While often overlooked, the entryway might be one of the most important spaces in your home. After all, it’s the place that welcomes people into your home and, in some cases, might be the only part that visitors see. So why treat your entryway like a total afterthought? You can use clever design features to get organized, brighten the space and make the best first impression possible. Go beyond the welcome mat and make sure your entryway says exactly what you want.
Follow these design tips to really make an entrance with your front entryway.
Cut the clutter with smart storage solutions. Image: Photographee.eu/Shutterstock
If you’re like most homeowners, your entryway can get a little cluttered. As the landing place for kids, guests and even pets, it’s all too easy to let piles stack up. The best design tip for your entry is to make sure that everything has a place.
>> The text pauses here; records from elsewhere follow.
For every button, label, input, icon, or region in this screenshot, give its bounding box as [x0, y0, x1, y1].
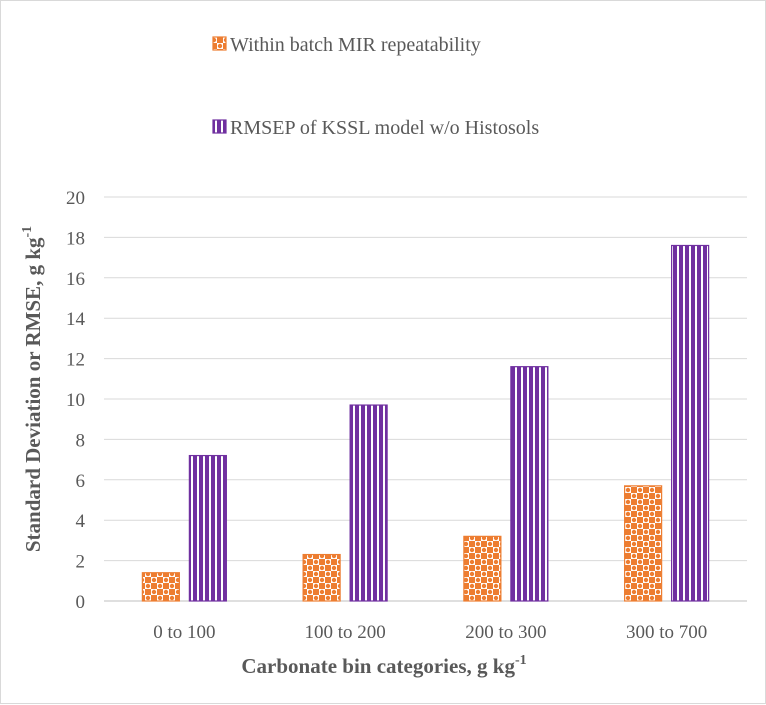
y-tick-label: 8: [76, 430, 86, 451]
legend-label: RMSEP of KSSL model w/o Histosols: [230, 117, 539, 139]
x-axis-title: Carbonate bin categories, g kg-1: [241, 653, 526, 678]
bar-rmsep: [510, 366, 549, 602]
y-tick-label: 6: [76, 471, 86, 492]
y-tick-label: 12: [66, 350, 85, 371]
x-axis-ticks: 0 to 100 100 to 200 200 to 300 300 to 700: [153, 622, 707, 643]
legend-label: Within batch MIR repeatability: [230, 34, 481, 56]
y-axis-title: Standard Deviation or RMSE, g kg-1: [20, 226, 45, 552]
y-tick-label: 16: [66, 269, 85, 290]
y-tick-label: 4: [76, 511, 86, 532]
y-tick-label: 2: [76, 552, 86, 573]
bars: [141, 244, 710, 602]
bar-repeatability: [463, 535, 502, 602]
y-axis-ticks: 0 2 4 6 8 10 12 14 16 18 20: [66, 188, 86, 613]
x-tick-label: 100 to 200: [304, 622, 385, 643]
x-tick-label: 0 to 100: [153, 622, 215, 643]
bar-repeatability: [624, 485, 663, 602]
x-tick-label: 300 to 700: [626, 622, 707, 643]
bar-rmsep: [349, 404, 388, 602]
legend: Within batch MIR repeatability RMSEP of K…: [212, 34, 539, 139]
bar-repeatability: [302, 553, 341, 602]
bar-repeatability: [141, 572, 180, 602]
y-tick-label: 14: [66, 309, 86, 330]
bar-rmsep: [671, 244, 710, 602]
x-tick-label: 200 to 300: [465, 622, 546, 643]
y-tick-label: 20: [66, 188, 85, 209]
y-tick-label: 18: [66, 228, 85, 249]
y-tick-label: 0: [76, 592, 86, 613]
legend-swatch: [212, 36, 227, 51]
legend-swatch: [212, 119, 227, 134]
y-tick-label: 10: [66, 390, 85, 411]
bar-rmsep: [188, 454, 227, 602]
Be realistic when planning out your foyer: if you tend to drop your mail when you walk in the door, make sure it has a place to go. Sure, in a perfect world your kids would hang their backpacks in their room, but a couple of hooks in the entry can keep them off of the floor. Even a place to stash shoes out of the way means you’re not tripping over boots and flip flops–and a shoe bin doesn’t need to be perfectly organized. Think about how you and your family uses the entryway and get organized.
A bench makes a comfortable place to take off shoes. Image: Svet_Feo/Shutterstock
One thing that most entryways tend to miss is a place to sit. Naturally, you’re not going to invite people to pull up a chair in your front foyer. Still, a place to sit gives a convenient place to slip on shoes or sort through the mail when coming and going. What’s more, a bench can double as a clever storage solution for shoes and jackets to help cut down on clutter. Look for a bench with shelving or one that hinges open to make your entryway comfortable and convenient.
Use wall space to set the tone for your house. Image: Vadym Andrushchenko/Shutterstock
Your entryway is the perfect place to define your style. While it might be a tighter area, you can capitalize on wall and ceiling space to bring in some extra style. A statement chandelier, for example, can give guests an idea of your home’s style. Or, a grouping of picture frames can add some interest to the walls. Travel much? Your foyer walls are the perfect place to display shadow boxes, mementos, and souvenirs so visitors get an idea of what’s important to you.
Use a rug to define the space. Image: Ambient Ideas/Shutterstock
If you live in an open concept home, a front entryway can be tricky. Without a clear definition between the foyer area and the rest of the home, you could be left scratching your head. Defining the space with color and furniture lets visitors know where the entry ends and the home begins. Stage your entry with furniture so there’s a clear delineation between it and the rest of your home. A well-placed bookcase or table gives a place to set keys or a bench and locker set shows guests where to stash their stuff. Entryway too small for furniture? Utilize a bold color or even wallpaper to bring attention to the foyer without clutter.
Use mirrors to open up a tight space. Image: Photographee.eu/Shutterstock
Entryways are notoriously tight in some homes and others can suffer from a lack of light. Bounce some brightness into the entry by utilizing mirrors to reflect light. This works especially well if your front door features windows. By angling a mirror directly across the source of light, you can essentially double down on whatever natural brightness you have to make your entry feel larger and airier.
Give visitors a place to stash their stuff. Image: Michael Higginson/Shutterstock
Remember that your entryway should serve as a way to welcome guests into your home. Make sure that it gives the right impression and help your guests always feel comfortable. Offer a defined place to put things so that guests aren’t left holding coats and shoes. Diffusing essential oils or lighting a candle ensures your home smells as great as it looks. Keeping necessities like phone chargers, ice scrapers, and umbrellas at the ready means you always have what visitors need on hand.
Take a look around your entryway and ask yourself: does this foyer say what I want it to? When you start thinking of your entryway as a personal space (and not just a place to drop your stuff) you can start to see how visitors feel when they walk through your front door. Focus on comfort and style to make sure your entryway really makes an entrance.